Randy Orton does the same thing very well – he wrestles like his character should. Chris Jericho, too. To a certain extent all WWE wrestlers do – but Jericho, Orton and Bray do it in a way that’s completely consistent with not only what they’re trying to do in that particular match or feud, but the way their character feels about the situation.

Look at Bray’s interaction with New Day last month. When Bray, Rowan and Strowman were on the ramp in one of the promos, they changed the mood of the segment before they’d said a word. You knew it wasn’t going to be fun and games, jokes and laughs – it was going to be serious business with consequences for who they were talking to. I love the New Day as well – but I love what Bray does more because they give him the luxury of not having people laugh at him. Nobody humiliates Wyatt, nobody just carries on as normal, they react differently to him because he’s different and that means we get something more interesting than someone just feuding with the next guy.

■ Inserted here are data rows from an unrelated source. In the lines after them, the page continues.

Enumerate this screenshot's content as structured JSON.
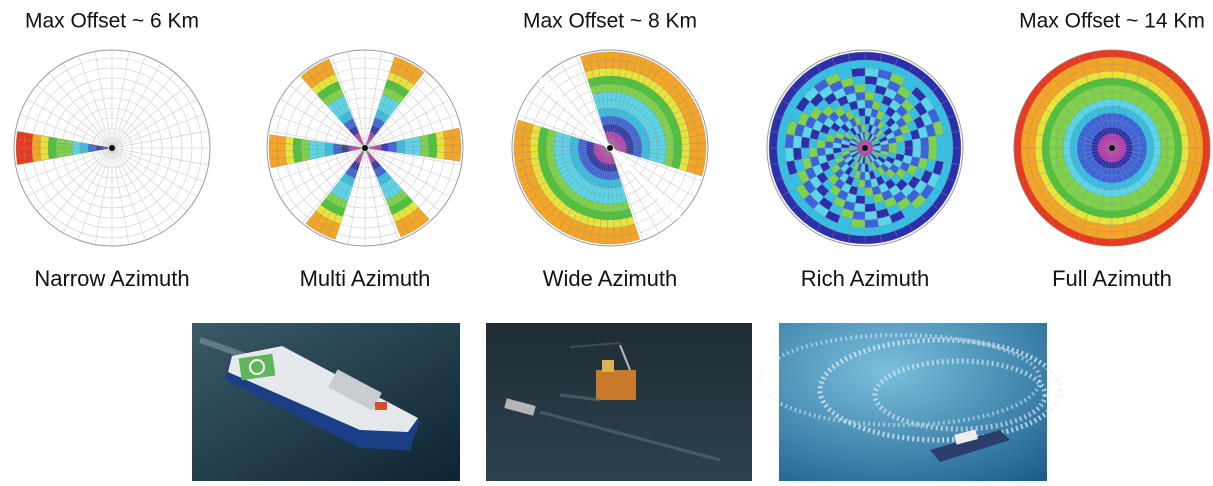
{
  "panels": [
    {
      "offset": "Max Offset ~ 6 Km",
      "label": "Narrow Azimuth"
    },
    {
      "label": "Multi Azimuth"
    },
    {
      "offset": "Max Offset ~ 8 Km",
      "label": "Wide Azimuth"
    },
    {
      "label": "Rich Azimuth"
    },
    {
      "offset": "Max Offset ~ 14 Km",
      "label": "Full Azimuth"
    }
  ]
}
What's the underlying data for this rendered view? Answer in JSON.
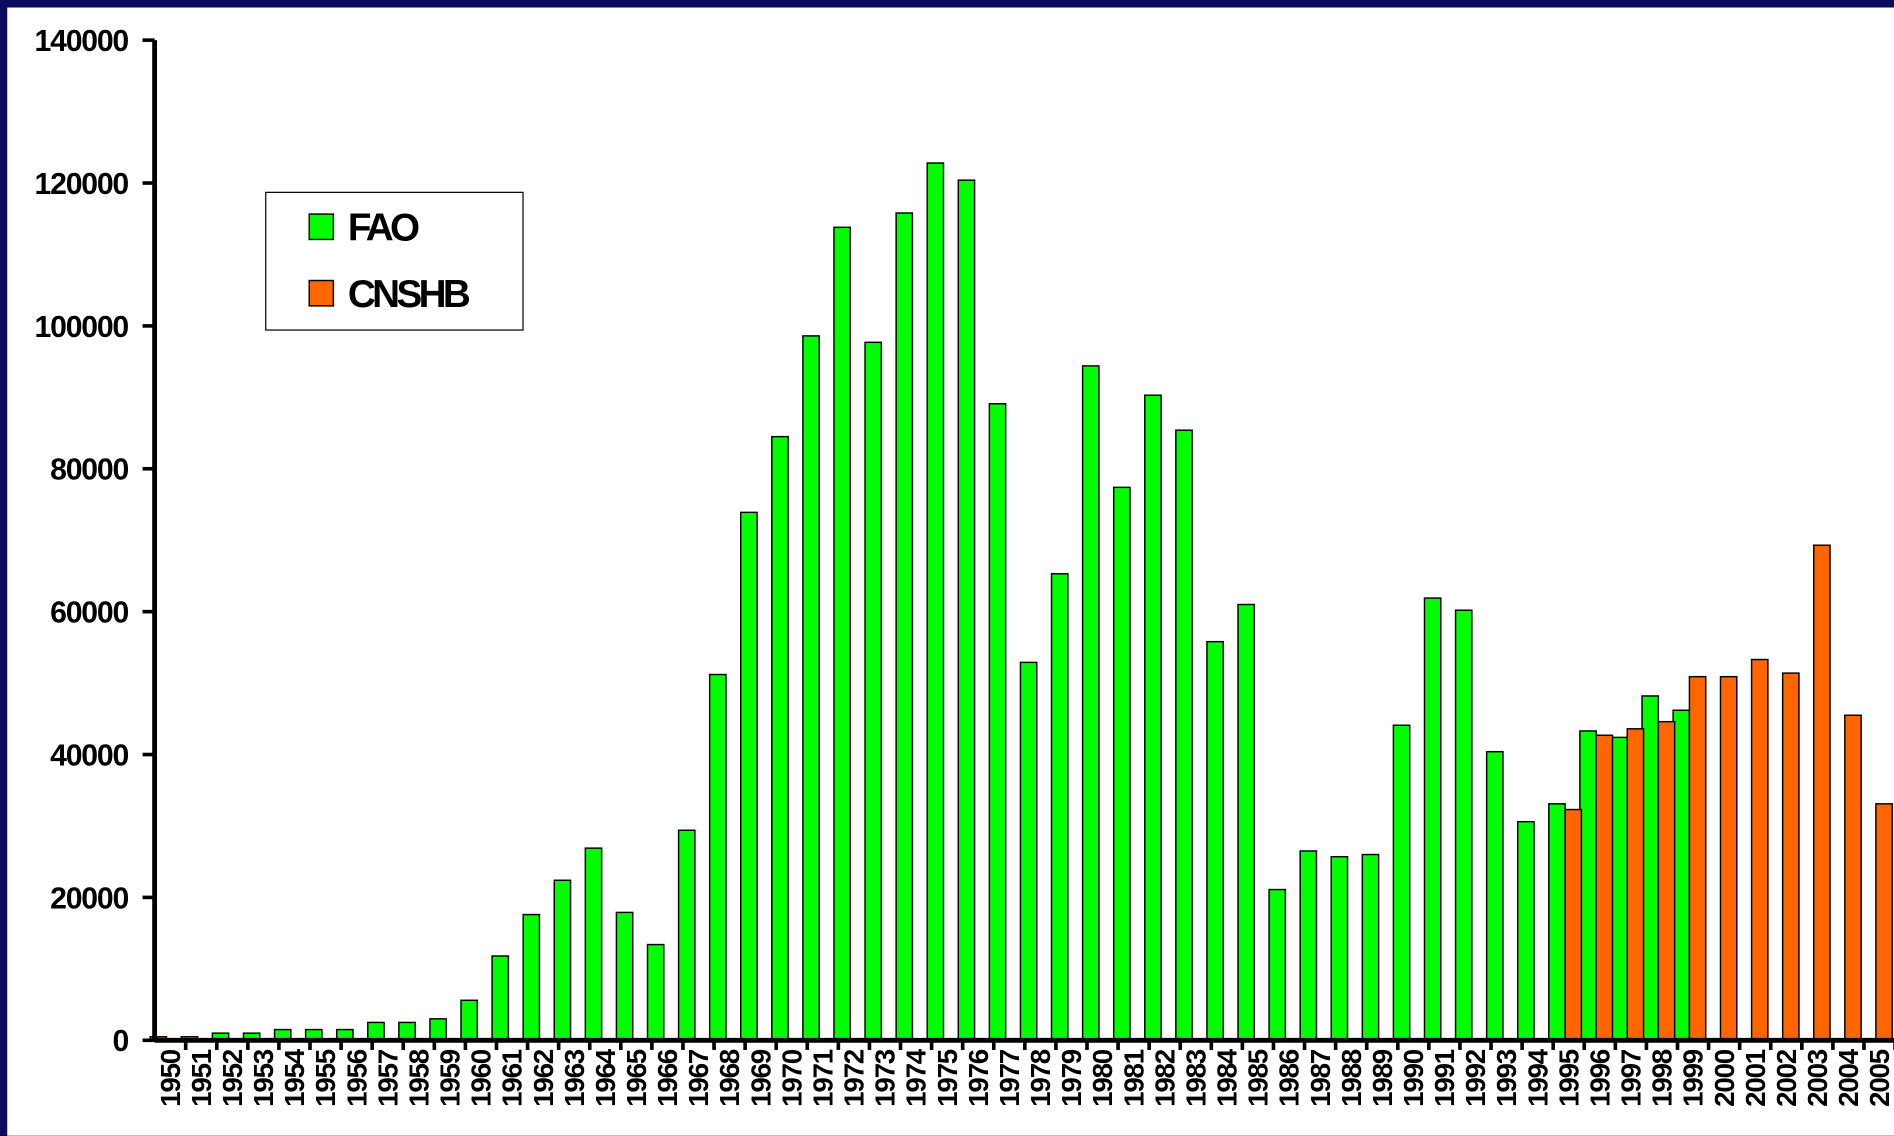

So before he’s even started wrestling anybody, he’s allowing other wrestlers to be something different, or what I like to call more, than their ‘normal’, which is the very thing I think is missing from a lot of WWE feuds. Feuds should change a wrestler, should lead to character development and should further (if they win), or outwardly at least, harm (should they lose) a wrestler’s career. Otherwise they are fruitless – and what Bray has the potential to do, unlike a lot of the rest of them, is change someone else’s approach to a feud and a match just by playing his character.

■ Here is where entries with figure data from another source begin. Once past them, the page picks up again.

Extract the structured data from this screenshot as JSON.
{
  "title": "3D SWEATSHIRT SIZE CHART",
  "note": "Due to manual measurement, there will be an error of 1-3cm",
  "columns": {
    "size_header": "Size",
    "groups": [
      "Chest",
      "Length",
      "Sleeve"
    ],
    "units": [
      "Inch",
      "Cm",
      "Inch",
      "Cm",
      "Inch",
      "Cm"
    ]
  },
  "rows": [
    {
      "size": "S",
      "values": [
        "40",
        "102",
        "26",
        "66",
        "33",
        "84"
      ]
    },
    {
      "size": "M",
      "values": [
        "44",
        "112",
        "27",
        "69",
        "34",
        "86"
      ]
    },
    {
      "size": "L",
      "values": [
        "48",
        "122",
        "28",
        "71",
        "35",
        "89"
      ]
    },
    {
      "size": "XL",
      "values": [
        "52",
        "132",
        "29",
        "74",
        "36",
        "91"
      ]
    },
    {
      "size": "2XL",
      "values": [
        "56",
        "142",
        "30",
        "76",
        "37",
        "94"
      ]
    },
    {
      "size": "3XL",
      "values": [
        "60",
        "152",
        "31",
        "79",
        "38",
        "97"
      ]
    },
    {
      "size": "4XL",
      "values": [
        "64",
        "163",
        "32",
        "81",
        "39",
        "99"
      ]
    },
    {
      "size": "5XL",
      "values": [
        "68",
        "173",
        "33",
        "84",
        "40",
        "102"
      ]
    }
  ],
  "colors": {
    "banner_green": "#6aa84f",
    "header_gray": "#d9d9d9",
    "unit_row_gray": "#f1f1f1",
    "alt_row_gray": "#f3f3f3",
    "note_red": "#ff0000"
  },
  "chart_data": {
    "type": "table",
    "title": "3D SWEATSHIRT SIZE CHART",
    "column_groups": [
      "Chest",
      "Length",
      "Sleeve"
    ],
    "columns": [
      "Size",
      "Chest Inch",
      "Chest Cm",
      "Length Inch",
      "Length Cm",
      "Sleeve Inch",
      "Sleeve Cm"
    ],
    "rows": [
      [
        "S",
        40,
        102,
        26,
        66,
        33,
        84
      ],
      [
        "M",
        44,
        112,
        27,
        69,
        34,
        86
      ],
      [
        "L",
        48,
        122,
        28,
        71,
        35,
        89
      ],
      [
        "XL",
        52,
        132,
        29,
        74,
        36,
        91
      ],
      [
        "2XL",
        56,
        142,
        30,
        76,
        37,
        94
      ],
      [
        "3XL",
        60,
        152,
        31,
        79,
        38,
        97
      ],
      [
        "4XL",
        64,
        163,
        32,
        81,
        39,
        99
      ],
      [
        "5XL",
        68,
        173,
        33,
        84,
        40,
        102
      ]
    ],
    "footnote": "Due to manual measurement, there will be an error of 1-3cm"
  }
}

I mentioned at the top of the article that I like things that are different and how I like the opportunity to choose. Well, what I choose is to see the Mark Henrys of this world, the Dean Ambroses of this world and the Bray Wyatts of this world. I don’t want to see ten Sami Zayns – just the one. If every match on the card is a high flying five star match then what’s new the next week? What’s left to see?

That’s why I think Bray Wyatt could be one of the most valuable segments of WWE’s future for many years to come. The guy can change the mood of a show, the tone of a feud, another wrestler’s approach, a match style and, in fact, the whole atmosphere. But then he does have the whole world in his hands.

What do you guys think? Is Bray as awesome as I think he is or am I being too kind?